Antaño, cuando los mortales caminaban al lado de los dioses, los hombres temían lo sobrenatural. Las víboras de dos cabezas acosaban al ganado, los caballos alados surcaban los cielos, los llameantes dragones quemaban las cosechas, y héroes con fuerza divina rescataban a las doncellas. En aquellos tiempos, los dioses se deleitaban con los sabores de la mortalidad, se dejaban amar, se acurrucaban en alcobas vacías, engendraban hijos y cosechaban enemigos. La sangre de un dios, podía curar o marchitar el alma de un humano.
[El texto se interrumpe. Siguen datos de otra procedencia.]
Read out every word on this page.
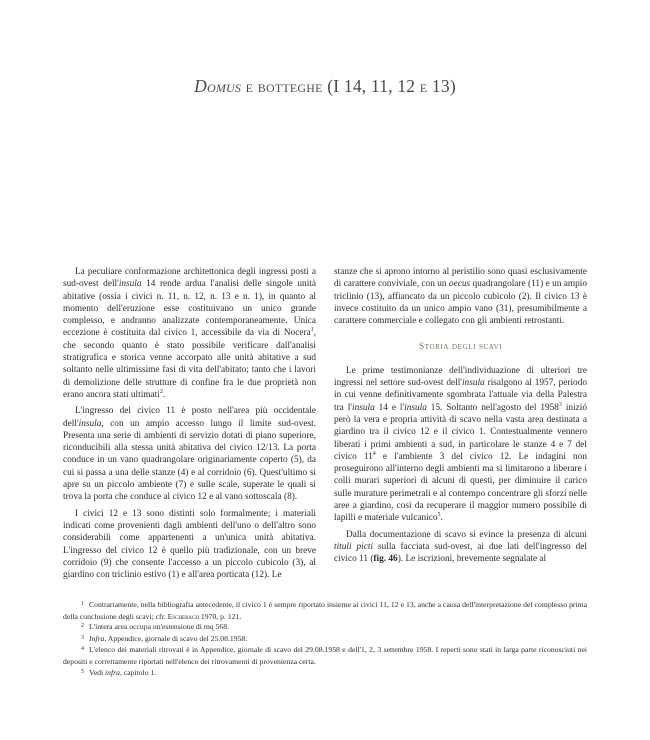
Domus e botteghe (I 14, 11, 12 e 13)

La peculiare conformazione architettonica degli ingressi posti a sud-ovest dell'insula 14 rende ardua l'analisi delle singole unità abitative (ossia i civici n. 11, n. 12, n. 13 e n. 1), in quanto al momento dell'eruzione esse costituivano un unico grande complesso, e andranno analizzate contemporaneamente. Unica eccezione è costituita dal civico 1, accessibile da via di Nocera$^1$, che secondo quanto è stato possibile verificare dall'analisi stratigrafica e storica venne accorpato alle unità abitative a sud soltanto nelle ultimissime fasi di vita dell'abitato; tanto che i lavori di demolizione delle strutture di confine fra le due proprietà non erano ancora stati ultimati$^2$.

L'ingresso del civico 11 è posto nell'area più occidentale dell'insula, con un ampio accesso lungo il limite sud-ovest. Presenta una serie di ambienti di servizio dotati di piano superiore, riconducibili alla stessa unità abitativa del civico 12/13. La porta conduce in un vano quadrangolare originariamente coperto (5), da cui si passa a una delle stanze (4) e al corridoio (6). Quest'ultimo si apre su un piccolo ambiente (7) e sulle scale, superate le quali si trova la porta che conduce al civico 12 e al vano sottoscala (8).

I civici 12 e 13 sono distinti solo formalmente; i materiali indicati come provenienti dagli ambienti dell'uno o dell'altro sono considerabili come appartenenti a un'unica unità abitativa. L'ingresso del civico 12 è quello più tradizionale, con un breve corridoio (9) che consente l'accesso a un piccolo cubicolo (3), al giardino con triclinio estivo (1) e all'area porticata (12). Le

stanze che si aprono intorno al peristilio sono quasi esclusivamente di carattere conviviale, con un oecus quadrangolare (11) e un ampio triclinio (13), affiancato da un piccolo cubicolo (2). Il civico 13 è invece costituito da un unico ampio vano (31), presumibilmente a carattere commerciale e collegato con gli ambienti retrostanti.

Storia degli scavi

Le prime testimonianze dell'individuazione di ulteriori tre ingressi nel settore sud-ovest dell'insula risalgono al 1957, periodo in cui venne definitivamente sgombrata l'attuale via della Palestra tra l'insula 14 e l'insula 15. Soltanto nell'agosto del 1958$^3$ inizió però la vera e propria attività di scavo nella vasta area destinata a giardino tra il civico 12 e il civico 1. Contestualmente vennero liberati i primi ambienti a sud, in particolare le stanze 4 e 7 del civico $11^4$ e l'ambiente 3 del civico 12. Le indagini non proseguirono all'interno degli ambienti ma si limitarono a liberare i colli murari superiori di alcuni di questi, per diminuire il carico sulle murature perimetrali e al contempo concentrare gli sforzi nelle aree a giardino, così da recuperare il maggior numero possibile di lapilli e materiale vulcanico$^5$.

Dalla documentazione di scavo si evince la presenza di alcuni tituli picti sulla facciata sud-ovest, ai due lati dell'ingresso del civico 11 (fig. 46). Le iscrizioni, brevemente segnalate al

$^1$ Contrariamente, nella bibliografia antecedente, il civico 1 è sempre riportato insieme ai civici 11, 12 e 13, anche a causa dell'interpretazione del complesso prima della conclusione degli scavi; cfr. Eschebach 1970, p. 121.

$^2$ L'intera area occupa un'estensione di mq 568.

$^3$ Infra, Appendice, giornale di scavo del 25.08.1958.

$^4$ L'elenco dei materiali ritrovati è in Appendice, giornale di scavo del 29.08.1958 e dell'1, 2, 3 settembre 1958. I reperti sono stati in larga parte riconosciuti nei depositi e correttamente riportati nell'elenco dei ritrovamenti di provenienza certa.

$^5$ Vedi infra, capitolo 1.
Con sus dedos mágicos, florecían los almendros, el grano de los trigales brotaba, las aguas se endulzaban y el viento soplaba con premura para guiar a los barcos hacia buen puerto.
Llegó un día, que el hombre reclamó su lugar al lado de los dioses, no como siervo; sino como su compañero. Cogidos de la mano, los seres erguidos de este planeta aclamaron un cambio y esperaron pacientemente. Había llegado el día en que los antiguos y caprichosos dioses debían acostarse para dar paso a una nueva era.
Hace mucho ya de eso, y pocos son los que recuerdan a esos antiguos dioses, que antaño regían sus vidas. Ahora sólo son recuerdos lejanos de creencias perdidas y romantizadas. El estruendo del trueno es provocado por el magnetismo del planeta, y no por la voluntad de unos pocos.
Pero aunque no lo sepamos, aunque pensemos que la divinidad se ha simplificado y mora en nuestros corazones y hogares, ahí fuera, siguen durmiendo los ancestrales Titanes, siguen observando los antiguos dioses, y siguen protegiéndonos de los males ya olvidados. Y sus rostros aparecen desde lo más profundo de la tierra, esperando a que nos fijemos en ellos.